Zu den Dirigenten, mit denen er aufgetreten ist und auftritt, zählen neben Muti der Scala-Musikchef Riccardo Chailly ebenso wie Sir John Eliot Gardiner, James Levine, Nello Santi, Christophe Rousset oder Gustavo Dudamel, um wenigsten eine repräsentative Auswahl zu nennen. Sie zeigt auch Flórez weit gespanntes stilistisches Interesse. Besonders eng sind die Beziehungen des Tenorstars – und hier hat diese längst inflationär gewählte Bezeichnung tatsächlich ihre Berechtigung– zu Österreich und Wien, wo er mit seiner Familie seinen Wohnsitz hat.
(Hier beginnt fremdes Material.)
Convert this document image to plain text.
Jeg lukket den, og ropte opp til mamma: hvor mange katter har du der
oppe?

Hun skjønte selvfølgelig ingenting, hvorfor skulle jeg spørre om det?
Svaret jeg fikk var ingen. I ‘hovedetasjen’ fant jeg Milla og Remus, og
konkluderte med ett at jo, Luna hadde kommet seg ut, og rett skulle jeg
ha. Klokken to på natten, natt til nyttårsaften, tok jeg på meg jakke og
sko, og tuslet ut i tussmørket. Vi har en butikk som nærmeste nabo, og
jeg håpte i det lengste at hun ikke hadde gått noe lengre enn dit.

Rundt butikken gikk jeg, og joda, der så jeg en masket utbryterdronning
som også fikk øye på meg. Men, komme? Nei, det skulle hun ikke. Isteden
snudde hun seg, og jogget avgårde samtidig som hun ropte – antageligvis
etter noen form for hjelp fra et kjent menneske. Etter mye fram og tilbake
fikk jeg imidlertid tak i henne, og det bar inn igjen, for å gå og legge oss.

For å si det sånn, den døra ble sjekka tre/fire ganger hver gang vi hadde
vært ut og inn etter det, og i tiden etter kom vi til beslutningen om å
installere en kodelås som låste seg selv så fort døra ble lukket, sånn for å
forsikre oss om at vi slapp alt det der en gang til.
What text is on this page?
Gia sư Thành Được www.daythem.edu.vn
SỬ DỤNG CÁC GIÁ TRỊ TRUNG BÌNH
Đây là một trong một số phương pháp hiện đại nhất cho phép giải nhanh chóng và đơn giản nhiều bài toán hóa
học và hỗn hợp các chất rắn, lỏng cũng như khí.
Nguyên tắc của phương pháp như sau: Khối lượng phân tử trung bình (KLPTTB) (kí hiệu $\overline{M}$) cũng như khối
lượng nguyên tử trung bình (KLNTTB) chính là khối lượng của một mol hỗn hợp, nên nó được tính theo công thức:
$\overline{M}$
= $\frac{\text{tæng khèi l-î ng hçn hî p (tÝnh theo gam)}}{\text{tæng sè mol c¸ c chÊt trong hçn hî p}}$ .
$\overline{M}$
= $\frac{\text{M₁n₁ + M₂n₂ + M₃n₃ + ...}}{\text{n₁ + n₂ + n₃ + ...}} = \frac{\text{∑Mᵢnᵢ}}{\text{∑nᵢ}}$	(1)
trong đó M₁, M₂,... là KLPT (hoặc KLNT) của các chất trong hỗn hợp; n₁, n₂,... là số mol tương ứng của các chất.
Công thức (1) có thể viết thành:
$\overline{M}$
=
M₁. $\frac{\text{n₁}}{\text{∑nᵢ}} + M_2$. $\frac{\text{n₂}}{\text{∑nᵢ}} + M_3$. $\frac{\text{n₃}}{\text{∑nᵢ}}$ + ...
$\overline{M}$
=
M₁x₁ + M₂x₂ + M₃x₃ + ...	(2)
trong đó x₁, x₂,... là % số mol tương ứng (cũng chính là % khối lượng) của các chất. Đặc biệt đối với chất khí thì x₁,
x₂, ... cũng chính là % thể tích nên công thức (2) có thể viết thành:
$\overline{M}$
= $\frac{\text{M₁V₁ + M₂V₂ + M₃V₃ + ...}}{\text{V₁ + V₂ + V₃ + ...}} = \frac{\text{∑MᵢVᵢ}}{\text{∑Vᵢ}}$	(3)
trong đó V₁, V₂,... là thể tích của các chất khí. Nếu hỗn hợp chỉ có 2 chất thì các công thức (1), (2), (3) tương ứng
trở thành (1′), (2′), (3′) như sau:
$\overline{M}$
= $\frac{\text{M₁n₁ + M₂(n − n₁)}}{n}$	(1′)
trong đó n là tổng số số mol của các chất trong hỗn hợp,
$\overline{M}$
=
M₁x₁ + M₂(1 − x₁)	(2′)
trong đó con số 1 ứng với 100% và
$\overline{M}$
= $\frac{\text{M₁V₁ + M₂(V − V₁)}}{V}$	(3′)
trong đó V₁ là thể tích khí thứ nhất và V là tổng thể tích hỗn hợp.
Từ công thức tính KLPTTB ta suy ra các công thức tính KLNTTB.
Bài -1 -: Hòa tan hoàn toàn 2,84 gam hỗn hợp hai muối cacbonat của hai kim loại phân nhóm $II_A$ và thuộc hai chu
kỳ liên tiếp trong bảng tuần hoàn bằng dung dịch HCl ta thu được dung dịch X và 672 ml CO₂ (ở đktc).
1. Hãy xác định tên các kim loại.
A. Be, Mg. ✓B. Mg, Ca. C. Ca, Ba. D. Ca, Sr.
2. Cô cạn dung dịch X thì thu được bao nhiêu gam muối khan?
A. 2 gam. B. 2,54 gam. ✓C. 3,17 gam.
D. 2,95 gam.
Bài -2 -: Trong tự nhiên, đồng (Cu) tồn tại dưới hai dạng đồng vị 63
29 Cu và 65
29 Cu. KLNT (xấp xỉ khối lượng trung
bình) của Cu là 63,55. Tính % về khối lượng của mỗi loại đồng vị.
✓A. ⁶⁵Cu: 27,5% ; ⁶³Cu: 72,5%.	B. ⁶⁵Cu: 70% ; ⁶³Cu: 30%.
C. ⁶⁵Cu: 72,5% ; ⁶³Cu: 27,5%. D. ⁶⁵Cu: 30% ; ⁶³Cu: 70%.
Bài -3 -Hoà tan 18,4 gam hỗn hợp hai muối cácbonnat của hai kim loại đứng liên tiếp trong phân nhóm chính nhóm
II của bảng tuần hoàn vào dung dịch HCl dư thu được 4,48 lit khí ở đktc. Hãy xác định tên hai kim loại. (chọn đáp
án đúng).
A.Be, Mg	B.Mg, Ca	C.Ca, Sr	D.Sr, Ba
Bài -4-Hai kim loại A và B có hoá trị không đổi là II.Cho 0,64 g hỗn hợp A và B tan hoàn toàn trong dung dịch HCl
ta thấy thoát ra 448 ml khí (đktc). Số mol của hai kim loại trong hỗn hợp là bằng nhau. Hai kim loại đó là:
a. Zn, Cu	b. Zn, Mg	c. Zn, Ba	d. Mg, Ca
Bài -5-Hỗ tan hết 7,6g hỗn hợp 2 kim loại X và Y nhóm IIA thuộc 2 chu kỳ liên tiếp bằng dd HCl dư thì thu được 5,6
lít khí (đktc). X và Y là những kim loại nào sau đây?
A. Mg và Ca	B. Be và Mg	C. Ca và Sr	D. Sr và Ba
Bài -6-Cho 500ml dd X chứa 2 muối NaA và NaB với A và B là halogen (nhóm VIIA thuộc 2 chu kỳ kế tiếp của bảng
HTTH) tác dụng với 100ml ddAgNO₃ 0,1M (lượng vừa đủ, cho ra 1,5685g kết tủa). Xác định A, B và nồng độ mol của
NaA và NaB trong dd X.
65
Bereits 2006 wurde ihm in Würdigung seiner zahlreichen künstlerischen Auftritte in Österreich die österreichische Staatsbürgerschaft verliehen, und zwar zusätzlich zu seiner peruanischen. Sechs Jahre später, 2012, bekam er den Titel Kammersänger verliehen, in einem Alter, in dem andere davon höchstens träumen können. Aber Ehrungen ist Flórez schon gewohnt. So ist er seit 2002 Ehrenprofessor einiger Universitäten seiner Heimat, Träger hoher Auszeichnungen, seit 2012 auch UNESCO-Sonderbotschafter. Schließlich hat er seine Popularität genützt, um eine eigene Stiftung in Peru ins Leben zu rufen, die sich für den heimischen Chor- und Sängernachwuchs engagiert und dazu dienen soll, die Kinder von der Straße zu holen und ihrem Leben einen neuen Inhalt zu geben.

Der Wiener Staatsoper ist der Belcanto-Tenor unserer Tage seit 1999 eng verbunden. Damals feierte er sein Debüt als Graf Almaviva in Gioachino Rossinis Il barbiere di Seviglia. Seit dem gastierte er hier als Ernesto in Don Pasquale, als Rinuccioin Gianni Schicchi, als Lord Arturo in I puritani, als Nemorino in L’elisir d’amore, als Lindoro in L’italiana in Algeri, als Tonio in La Fille du régiment, als Herzog in Rigoletto und gestaltete vergangenen Herbst ein – wie sollte es auch anders sein – begeistert gefeiertes Solistenkonzert.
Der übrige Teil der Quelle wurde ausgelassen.